On Whistler Mode Wave Relation to Electron Field-Aligned Plateau Populations

Whistler mode waves are among the most intense electromagnetic emissions and play an important role in the energy redistribution between electron populations in the Earth inner magnetosphere through wave-particle resonant interactions. Usually generated by transversely anisotropic plasma sheet electron populations (similar to 10-30 keV) through cyclotron resonance, whistler mode waves can effectively accelerate a small fraction of the seed population of energetic electrons (similar to 100 keV) up to relativistic energies. However, these waves can be efficiently damped through simultaneous interactions with much more numerous suprathermal electrons (similar to 0.1-1 keV) via Landau resonance. Recent observations indeed show that electron distributions accompanied by intense whistler mode emissions often contain a plateau-like electron population at energies close to the energy of Landau resonance with the waves. However, simultaneous observations of these waves and of the related plateau population does not prove a causal relationship.

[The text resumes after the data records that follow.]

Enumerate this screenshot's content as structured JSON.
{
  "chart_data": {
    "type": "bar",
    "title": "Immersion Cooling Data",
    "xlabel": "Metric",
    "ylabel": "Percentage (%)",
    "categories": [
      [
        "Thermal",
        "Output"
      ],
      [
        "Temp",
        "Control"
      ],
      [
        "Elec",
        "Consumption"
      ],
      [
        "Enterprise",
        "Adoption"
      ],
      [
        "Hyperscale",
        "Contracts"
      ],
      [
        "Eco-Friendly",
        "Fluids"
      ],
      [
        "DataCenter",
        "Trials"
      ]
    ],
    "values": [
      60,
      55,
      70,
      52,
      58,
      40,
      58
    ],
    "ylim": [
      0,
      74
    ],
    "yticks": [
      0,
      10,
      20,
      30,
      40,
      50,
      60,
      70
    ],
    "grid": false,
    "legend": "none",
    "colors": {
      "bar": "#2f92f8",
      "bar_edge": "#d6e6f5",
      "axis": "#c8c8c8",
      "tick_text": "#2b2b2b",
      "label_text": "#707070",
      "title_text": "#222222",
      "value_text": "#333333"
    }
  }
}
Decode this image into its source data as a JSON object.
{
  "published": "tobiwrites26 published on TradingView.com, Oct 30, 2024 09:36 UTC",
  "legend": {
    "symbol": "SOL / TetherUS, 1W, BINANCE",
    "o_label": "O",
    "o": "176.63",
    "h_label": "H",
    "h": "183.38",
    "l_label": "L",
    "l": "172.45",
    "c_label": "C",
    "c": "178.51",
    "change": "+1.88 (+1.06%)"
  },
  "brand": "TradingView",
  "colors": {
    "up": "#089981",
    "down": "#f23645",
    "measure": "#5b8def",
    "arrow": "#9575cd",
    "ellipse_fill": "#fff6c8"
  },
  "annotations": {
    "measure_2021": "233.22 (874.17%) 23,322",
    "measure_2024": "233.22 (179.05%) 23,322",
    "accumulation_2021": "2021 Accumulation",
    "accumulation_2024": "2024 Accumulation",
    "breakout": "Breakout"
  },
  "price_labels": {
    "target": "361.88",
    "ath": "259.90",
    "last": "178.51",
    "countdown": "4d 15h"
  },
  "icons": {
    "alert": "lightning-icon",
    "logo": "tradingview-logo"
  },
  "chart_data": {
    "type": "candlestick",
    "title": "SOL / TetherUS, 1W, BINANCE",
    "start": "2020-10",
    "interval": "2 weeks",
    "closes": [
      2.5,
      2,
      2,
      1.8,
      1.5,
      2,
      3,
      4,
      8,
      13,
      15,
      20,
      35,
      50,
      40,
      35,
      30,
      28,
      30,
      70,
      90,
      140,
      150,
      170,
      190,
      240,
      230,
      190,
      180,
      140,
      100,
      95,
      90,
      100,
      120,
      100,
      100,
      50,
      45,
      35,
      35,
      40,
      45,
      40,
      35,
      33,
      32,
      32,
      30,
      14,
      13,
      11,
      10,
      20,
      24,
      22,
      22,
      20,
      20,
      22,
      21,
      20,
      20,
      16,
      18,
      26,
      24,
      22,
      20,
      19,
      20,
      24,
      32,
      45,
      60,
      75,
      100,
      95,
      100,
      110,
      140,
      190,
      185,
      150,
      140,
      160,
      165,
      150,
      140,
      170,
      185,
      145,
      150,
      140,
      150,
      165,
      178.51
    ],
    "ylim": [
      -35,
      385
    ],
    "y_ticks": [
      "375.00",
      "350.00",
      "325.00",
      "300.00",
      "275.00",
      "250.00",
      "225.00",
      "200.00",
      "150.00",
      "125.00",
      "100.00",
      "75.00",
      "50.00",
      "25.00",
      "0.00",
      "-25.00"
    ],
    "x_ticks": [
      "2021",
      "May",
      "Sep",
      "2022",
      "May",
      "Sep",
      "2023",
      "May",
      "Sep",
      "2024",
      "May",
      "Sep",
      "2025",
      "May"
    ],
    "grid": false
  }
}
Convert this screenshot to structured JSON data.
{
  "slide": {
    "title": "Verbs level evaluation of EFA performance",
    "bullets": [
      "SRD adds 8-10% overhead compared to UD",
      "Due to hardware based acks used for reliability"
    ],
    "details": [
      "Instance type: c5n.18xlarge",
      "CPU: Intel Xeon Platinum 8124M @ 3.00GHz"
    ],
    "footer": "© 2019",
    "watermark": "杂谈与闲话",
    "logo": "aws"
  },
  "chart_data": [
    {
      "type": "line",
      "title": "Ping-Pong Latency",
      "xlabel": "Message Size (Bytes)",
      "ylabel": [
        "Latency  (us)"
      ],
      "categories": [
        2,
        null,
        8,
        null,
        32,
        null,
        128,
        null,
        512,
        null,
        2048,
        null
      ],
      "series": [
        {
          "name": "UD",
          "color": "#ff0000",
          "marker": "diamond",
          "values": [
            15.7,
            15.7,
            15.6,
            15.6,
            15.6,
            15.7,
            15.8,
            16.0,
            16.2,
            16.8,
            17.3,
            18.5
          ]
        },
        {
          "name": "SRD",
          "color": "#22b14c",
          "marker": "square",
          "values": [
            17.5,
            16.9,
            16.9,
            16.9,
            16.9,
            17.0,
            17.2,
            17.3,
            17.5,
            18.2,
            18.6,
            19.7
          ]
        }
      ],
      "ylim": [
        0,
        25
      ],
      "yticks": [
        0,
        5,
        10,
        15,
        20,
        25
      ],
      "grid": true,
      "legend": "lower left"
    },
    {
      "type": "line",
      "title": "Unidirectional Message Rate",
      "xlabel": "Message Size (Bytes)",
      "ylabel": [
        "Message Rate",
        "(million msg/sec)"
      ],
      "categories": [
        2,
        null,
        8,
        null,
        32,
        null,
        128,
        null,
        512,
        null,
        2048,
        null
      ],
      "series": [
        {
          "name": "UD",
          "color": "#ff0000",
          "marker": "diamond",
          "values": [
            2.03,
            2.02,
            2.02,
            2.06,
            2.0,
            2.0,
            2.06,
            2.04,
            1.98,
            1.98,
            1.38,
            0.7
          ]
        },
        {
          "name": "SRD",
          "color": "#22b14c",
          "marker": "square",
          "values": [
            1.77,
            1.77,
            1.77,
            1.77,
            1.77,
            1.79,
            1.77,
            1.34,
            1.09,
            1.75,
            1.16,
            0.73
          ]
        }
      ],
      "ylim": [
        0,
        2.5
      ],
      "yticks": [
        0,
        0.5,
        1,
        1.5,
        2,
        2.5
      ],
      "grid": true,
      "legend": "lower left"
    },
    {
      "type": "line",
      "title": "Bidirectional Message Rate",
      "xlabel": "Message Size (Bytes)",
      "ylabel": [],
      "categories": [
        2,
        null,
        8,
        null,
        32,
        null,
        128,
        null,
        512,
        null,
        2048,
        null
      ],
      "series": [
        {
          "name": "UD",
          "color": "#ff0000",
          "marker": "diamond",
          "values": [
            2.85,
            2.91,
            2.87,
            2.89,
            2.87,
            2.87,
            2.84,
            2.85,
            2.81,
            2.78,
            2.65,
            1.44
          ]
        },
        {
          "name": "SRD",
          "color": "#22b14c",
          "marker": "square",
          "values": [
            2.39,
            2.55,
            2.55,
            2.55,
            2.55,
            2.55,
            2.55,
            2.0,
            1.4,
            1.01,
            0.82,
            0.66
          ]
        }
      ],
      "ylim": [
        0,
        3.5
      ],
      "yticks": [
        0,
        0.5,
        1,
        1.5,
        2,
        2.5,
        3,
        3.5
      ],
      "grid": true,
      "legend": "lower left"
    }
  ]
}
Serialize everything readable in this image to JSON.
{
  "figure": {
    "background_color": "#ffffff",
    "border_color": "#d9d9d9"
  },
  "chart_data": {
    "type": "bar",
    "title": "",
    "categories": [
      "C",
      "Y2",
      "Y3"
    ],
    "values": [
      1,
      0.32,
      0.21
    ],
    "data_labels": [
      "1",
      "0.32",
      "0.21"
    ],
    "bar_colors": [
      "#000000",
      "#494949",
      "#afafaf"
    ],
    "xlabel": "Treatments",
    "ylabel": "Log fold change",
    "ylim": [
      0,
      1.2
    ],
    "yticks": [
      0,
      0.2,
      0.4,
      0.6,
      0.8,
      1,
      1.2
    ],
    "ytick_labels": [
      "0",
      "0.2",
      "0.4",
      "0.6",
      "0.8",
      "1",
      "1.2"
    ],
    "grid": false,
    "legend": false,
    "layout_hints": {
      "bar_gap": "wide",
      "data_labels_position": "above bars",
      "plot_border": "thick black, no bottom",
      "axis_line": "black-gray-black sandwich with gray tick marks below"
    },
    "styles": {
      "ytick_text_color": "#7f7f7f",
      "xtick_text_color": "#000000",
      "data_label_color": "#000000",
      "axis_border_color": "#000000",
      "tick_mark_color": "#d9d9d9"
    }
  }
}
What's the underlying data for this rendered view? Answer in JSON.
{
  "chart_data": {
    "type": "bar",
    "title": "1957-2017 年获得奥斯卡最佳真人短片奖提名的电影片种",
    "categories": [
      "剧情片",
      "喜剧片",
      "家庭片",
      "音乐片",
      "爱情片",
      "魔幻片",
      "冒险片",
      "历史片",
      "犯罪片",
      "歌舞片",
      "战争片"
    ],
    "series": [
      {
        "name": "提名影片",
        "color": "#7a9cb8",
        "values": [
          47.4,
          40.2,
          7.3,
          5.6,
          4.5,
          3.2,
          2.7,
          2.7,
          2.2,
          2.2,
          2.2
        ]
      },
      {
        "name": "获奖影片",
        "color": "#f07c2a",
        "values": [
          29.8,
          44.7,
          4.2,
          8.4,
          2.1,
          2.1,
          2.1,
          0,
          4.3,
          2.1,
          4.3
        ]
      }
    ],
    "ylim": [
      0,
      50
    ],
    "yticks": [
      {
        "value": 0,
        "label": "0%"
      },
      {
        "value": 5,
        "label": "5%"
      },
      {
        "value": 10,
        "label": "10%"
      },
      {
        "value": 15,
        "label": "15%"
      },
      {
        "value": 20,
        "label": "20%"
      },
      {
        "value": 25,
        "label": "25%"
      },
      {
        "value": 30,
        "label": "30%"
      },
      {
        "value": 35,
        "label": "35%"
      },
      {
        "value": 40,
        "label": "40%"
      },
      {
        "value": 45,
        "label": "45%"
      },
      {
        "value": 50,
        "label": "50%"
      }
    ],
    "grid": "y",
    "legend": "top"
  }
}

Here, we test the hypothesis that such a plateau population may have been formed by whistler mode waves generated earlier, or by other types of waves. Combining analytical estimates and spacecraft observations, we show that this plateau population is often unlikely to be formed by whistler mode waves alone. We suggest three alternative scenarios that can lead to the formation of plateau populations and test these scenarios based on spacecraft observations. We show that a plateau population can be formed by ultralow frequency electric fields (carried by kinetic Alfven waves or time domain structures) often accompanying injections of plasma sheet electrons-the energy source for whistler mode waves. We also discuss the possible role of ionospheric secondary electrons.